Till now, I have only seen aggregate functions with only one initial value (i,e some-input.aggregate(Initial-value)((acc,value)=>(acc+value)))
, but this program has two initial values (0,0).
As per my understanding this program is for calculating the running average and keeping track of the count so far.
val result = input.aggregate((0, 0))(
(acc, value) => (acc._1 + value, acc._2 + 1),
(acc1, acc2) => (acc1._1 + acc2._1, acc1._2 + acc2._2))
val avg = result._1 / result._2.toDouble
I know that in foldLeft
/ aggregate
we supply initial values, so that in case of empty collection we get the default value, and both have accumulator and value part.
But in this case, we have two initial values, and accumulator is accessing tuple values. Where is this tuple defined?

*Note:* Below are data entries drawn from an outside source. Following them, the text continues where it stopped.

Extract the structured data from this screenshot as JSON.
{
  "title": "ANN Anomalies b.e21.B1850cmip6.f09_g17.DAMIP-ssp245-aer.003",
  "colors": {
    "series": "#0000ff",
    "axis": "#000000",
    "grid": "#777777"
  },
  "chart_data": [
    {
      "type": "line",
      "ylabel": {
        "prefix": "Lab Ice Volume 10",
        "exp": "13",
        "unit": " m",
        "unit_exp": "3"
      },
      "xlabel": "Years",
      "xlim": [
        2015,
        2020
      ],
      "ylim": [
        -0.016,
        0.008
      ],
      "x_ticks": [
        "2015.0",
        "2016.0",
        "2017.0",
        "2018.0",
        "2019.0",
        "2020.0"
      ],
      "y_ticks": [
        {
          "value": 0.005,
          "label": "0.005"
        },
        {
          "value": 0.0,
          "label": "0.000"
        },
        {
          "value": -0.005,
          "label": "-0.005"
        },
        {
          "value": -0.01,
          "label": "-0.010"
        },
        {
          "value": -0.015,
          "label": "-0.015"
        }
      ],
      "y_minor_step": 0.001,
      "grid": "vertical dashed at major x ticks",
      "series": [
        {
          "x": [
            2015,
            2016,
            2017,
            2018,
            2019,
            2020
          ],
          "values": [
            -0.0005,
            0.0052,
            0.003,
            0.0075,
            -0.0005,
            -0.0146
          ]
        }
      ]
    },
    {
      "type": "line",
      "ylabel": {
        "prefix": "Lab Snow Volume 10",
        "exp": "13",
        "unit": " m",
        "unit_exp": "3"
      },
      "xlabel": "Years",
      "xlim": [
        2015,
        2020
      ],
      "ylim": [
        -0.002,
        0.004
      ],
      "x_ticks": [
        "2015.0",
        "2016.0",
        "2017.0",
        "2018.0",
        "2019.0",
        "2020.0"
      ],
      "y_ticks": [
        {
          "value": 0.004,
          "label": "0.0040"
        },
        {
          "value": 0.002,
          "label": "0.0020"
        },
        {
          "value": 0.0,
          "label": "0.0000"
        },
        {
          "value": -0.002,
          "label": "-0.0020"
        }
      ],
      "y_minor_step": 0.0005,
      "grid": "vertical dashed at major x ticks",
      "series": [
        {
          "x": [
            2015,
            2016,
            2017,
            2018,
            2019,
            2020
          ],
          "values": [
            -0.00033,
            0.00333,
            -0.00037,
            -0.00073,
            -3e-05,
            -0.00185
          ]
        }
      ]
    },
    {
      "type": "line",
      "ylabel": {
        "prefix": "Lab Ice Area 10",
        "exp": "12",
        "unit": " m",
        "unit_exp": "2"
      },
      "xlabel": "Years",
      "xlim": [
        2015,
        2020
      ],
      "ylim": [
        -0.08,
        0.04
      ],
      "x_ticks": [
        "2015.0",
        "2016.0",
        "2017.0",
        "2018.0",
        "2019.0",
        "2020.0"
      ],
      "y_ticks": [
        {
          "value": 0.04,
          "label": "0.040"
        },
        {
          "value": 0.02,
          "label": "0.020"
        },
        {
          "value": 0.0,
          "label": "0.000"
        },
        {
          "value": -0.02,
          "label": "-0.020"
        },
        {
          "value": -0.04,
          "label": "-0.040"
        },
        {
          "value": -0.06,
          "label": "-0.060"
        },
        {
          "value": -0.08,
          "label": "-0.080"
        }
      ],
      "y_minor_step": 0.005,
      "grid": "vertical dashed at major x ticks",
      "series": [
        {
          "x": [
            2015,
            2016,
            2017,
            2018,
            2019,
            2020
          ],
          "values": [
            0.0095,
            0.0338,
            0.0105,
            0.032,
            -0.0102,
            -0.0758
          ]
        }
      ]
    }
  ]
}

Can someone please explain this whole program line by line.
Upvotes: 1
Views: 597
Reputation: 149528
but this program has two initial values (0,0).
They aren't two parameters, they're one Tuple2
:
input.aggregate((0, 0))
The value passed to aggregate
is surrounded by additional round brackets, (( )
), which are used as syntactic sugar for Tuple2.apply
. This is where you're seeing the tuple come from.
If you look a the method definition (I'm assuming this is RDD.aggregate
), you'll see it takes a single parameter in the first argument list:
def aggregate[U](zeroValue: U)(seqOp: (U, T) ⇒ U, combOp: (U, U) ⇒ U)
(implicit arg0: ClassTag[U]): U
Upvotes: 6